Уж с тем справиться не так сложно.
– Не хочу. Всё вкусно, правда, просто аппетита нет.
Агата тут же демонстративно надулась и придвинула тарелку к себе.
– Ну и ну тебя.
С улыбкой лёгкой Марк наблюдал за процессом поедания остатков уже давно остывшего супа. Этот тёплый и немного хитрый взгляд Агата чувствовала, и от него становилось приятно и уютно. Совсем по-домашнему. Совсем по-семейному.

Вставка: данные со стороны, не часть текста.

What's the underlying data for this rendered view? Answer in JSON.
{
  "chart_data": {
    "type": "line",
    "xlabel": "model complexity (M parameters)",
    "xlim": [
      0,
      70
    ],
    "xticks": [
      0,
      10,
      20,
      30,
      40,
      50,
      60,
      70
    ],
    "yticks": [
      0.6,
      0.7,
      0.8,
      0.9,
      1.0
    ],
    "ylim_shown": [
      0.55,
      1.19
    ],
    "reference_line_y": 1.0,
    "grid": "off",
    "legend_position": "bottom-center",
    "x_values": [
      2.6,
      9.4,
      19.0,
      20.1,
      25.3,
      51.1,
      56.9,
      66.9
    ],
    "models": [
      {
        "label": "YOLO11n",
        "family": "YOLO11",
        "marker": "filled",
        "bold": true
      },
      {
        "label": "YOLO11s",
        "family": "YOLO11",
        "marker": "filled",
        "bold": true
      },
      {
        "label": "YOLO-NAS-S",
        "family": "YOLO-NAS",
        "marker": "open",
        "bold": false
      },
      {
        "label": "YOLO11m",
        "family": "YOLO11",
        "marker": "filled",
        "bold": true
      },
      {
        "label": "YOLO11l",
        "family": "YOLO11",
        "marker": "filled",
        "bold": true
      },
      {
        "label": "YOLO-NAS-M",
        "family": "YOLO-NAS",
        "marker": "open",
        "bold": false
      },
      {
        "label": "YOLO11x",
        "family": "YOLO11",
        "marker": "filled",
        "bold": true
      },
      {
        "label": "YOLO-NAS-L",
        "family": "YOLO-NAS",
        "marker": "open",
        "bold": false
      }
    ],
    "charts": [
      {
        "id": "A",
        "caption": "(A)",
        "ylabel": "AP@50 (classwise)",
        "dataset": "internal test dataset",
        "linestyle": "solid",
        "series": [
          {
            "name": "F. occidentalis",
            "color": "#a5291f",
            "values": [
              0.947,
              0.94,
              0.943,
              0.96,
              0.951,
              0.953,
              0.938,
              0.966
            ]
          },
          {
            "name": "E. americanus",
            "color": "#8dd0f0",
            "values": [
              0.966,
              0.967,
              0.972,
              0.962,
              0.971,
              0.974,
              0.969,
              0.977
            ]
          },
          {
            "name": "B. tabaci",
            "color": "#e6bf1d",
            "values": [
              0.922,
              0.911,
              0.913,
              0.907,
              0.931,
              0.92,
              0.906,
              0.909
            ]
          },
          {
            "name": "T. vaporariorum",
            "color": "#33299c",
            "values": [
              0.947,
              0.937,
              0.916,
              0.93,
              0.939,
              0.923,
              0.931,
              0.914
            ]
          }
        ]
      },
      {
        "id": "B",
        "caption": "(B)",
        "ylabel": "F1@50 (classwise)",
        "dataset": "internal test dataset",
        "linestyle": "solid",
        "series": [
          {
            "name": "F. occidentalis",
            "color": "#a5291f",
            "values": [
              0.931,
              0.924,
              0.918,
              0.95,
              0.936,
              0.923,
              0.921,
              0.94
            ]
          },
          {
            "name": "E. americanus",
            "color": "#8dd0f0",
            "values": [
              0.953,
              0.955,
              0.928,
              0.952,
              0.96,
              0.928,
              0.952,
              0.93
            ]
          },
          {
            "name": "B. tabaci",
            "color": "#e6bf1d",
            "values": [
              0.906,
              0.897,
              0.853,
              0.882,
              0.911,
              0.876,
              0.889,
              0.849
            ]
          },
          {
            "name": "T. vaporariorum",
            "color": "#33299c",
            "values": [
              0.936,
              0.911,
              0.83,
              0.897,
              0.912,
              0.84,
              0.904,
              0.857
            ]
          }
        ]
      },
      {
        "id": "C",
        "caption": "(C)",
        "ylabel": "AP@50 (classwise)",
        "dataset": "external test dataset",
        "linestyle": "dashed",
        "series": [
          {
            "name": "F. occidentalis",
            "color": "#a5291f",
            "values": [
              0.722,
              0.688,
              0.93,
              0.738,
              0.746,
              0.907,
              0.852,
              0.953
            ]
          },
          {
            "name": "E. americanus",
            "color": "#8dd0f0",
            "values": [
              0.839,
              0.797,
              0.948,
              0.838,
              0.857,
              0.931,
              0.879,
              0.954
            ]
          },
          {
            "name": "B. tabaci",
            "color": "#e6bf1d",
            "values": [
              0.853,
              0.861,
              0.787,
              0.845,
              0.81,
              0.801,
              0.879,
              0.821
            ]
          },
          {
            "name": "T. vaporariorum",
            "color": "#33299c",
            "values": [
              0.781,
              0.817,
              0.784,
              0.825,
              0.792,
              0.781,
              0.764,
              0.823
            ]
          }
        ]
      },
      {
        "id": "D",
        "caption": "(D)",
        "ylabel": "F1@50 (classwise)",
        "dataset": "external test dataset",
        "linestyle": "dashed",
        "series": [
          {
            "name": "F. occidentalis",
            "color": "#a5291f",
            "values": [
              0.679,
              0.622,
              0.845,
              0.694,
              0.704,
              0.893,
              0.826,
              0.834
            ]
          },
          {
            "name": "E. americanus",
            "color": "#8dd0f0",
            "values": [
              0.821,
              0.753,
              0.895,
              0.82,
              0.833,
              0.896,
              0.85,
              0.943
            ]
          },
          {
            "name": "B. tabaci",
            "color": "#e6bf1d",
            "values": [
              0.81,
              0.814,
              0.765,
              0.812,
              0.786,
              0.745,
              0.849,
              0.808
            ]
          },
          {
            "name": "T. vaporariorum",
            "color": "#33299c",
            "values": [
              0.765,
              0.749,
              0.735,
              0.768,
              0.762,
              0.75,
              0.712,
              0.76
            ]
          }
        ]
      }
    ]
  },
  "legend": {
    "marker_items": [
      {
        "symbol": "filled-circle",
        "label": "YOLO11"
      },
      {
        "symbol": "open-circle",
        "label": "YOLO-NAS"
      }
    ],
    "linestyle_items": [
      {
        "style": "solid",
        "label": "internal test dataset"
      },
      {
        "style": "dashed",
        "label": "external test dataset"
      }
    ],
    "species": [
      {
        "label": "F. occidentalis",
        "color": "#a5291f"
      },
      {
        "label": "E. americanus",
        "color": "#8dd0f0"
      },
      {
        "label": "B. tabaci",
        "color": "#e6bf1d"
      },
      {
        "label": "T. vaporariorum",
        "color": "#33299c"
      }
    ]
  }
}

– К нашим-то когда поедем?
Суп тут же встал поперёк горла, а услышанное вызвало досадливую гримасу.
С родителями отношения складывались напряжённые, в частности, с отцом. Отличавшийся характером тяжёлым, Матвей Олегович привык всё держать под своим контролем. В том и заключалась беда для Агаты, которая, по мнению отца, профессию себе выбрала крайне глупую и нелепую. Поначалу стремления заниматься журналистикой воспринимались безразлично – мол, что взять с девочки-подростка? Однако намерения оказались серьёзными, и тогда-то отношения между Агатой и отцом дали неплохую трещину.
То ли дело Марк – хоть и взбрыкивал временами, но профессию выбрал, по словам отца, солидную – экономист-технолог. И даром, что зарплату задерживали месяцами, главное, что предприятие было крупным.